Dr. Papamichail awarded NSF-CCF grant for combinatorial design of synthetic gene variants

Dr. Dimitris Papamichail, Assistant Professor of Computer Science, has been awarded a research grant from the National Science Foundation’s Division of Computing and Communication Foundations (NSF-CCF) core program.

dimi_small4Dr. Papamichail’s research focuses on computational design of synthetic genes with enhanced properties. Synthetic Biology moves beyond conventional genetic manipulation to construct novel biological components which do not originate in nature. There exists though a big gap of knowledge between genomic sequence and function. To enhance understanding of gene expression, researchers have constructed and evaluated libraries of gene variants, which traditionally have limited size due to synthesis costs, and random or biased composition.

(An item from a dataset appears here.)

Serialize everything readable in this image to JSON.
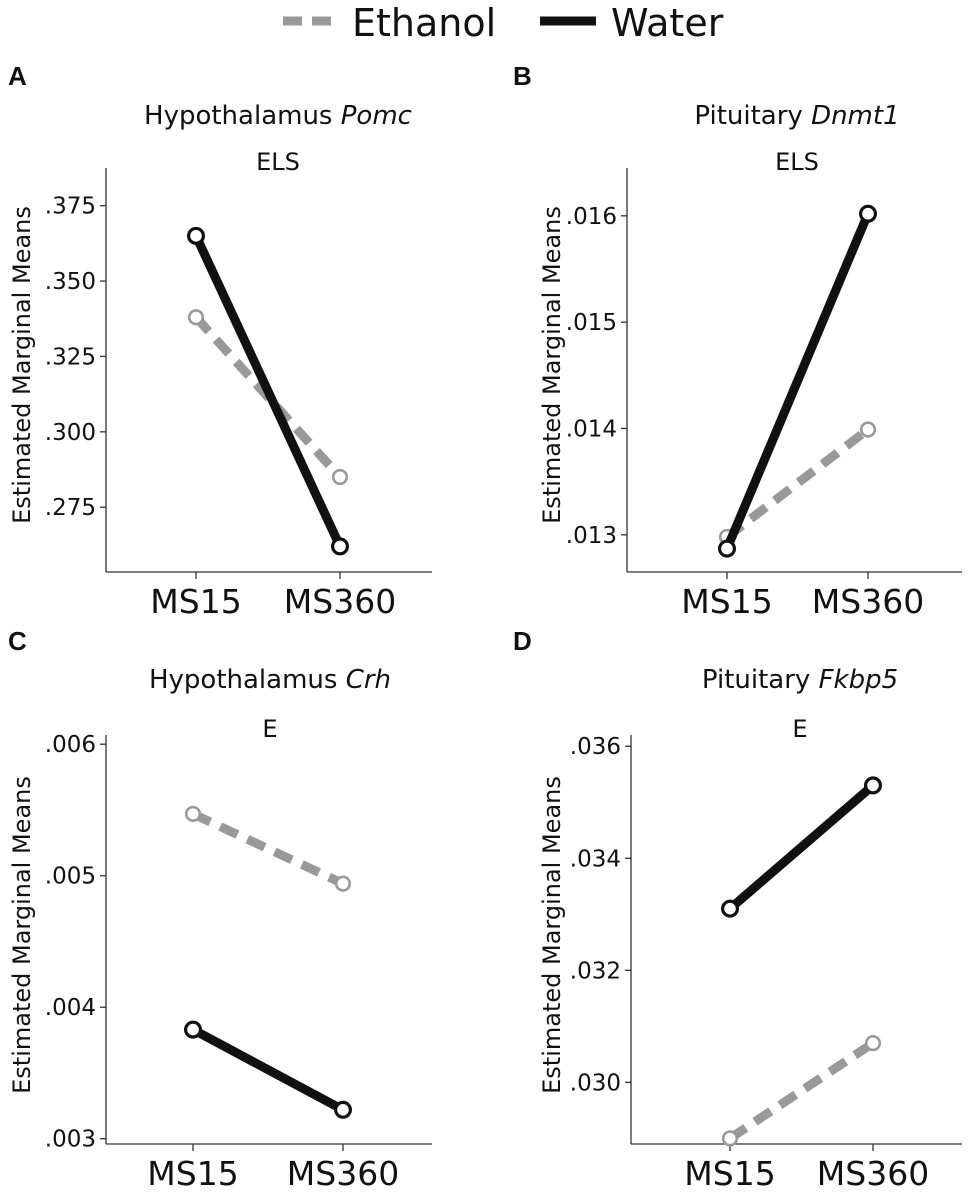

This grant will enable exploration of the combinatorial design of synthetic gene variants to aid the construction of large scale, purposed libraries. The aim is to assay the most important sequence features which determine gene expression, while minimizing experimental cost and maximizing the exploration of the coding landscape.

Over the next two years Dr. Papamichail, with the aid of TCNJ research students, aims to develop new algorithmic results in combinatorial design of diverse gene libraries with minimized cost. TCNJ students will participate in developing both the algorithms and the software that will be used to design the next generation of large-scale synthetic construct experiments.

The research will be performed in collaboration with Dr. J. Robert Coleman, Assistant Professor of Microbiology at SUNY – Farmingdale State College. Dr. Coleman will test the computationally designed synthetic libraries in a wet-lab and evaluate the reporter gene variants. This will help determine quantitative effects of modified features on expression in a model organism (E.coli), thus validating the algorithmic designs.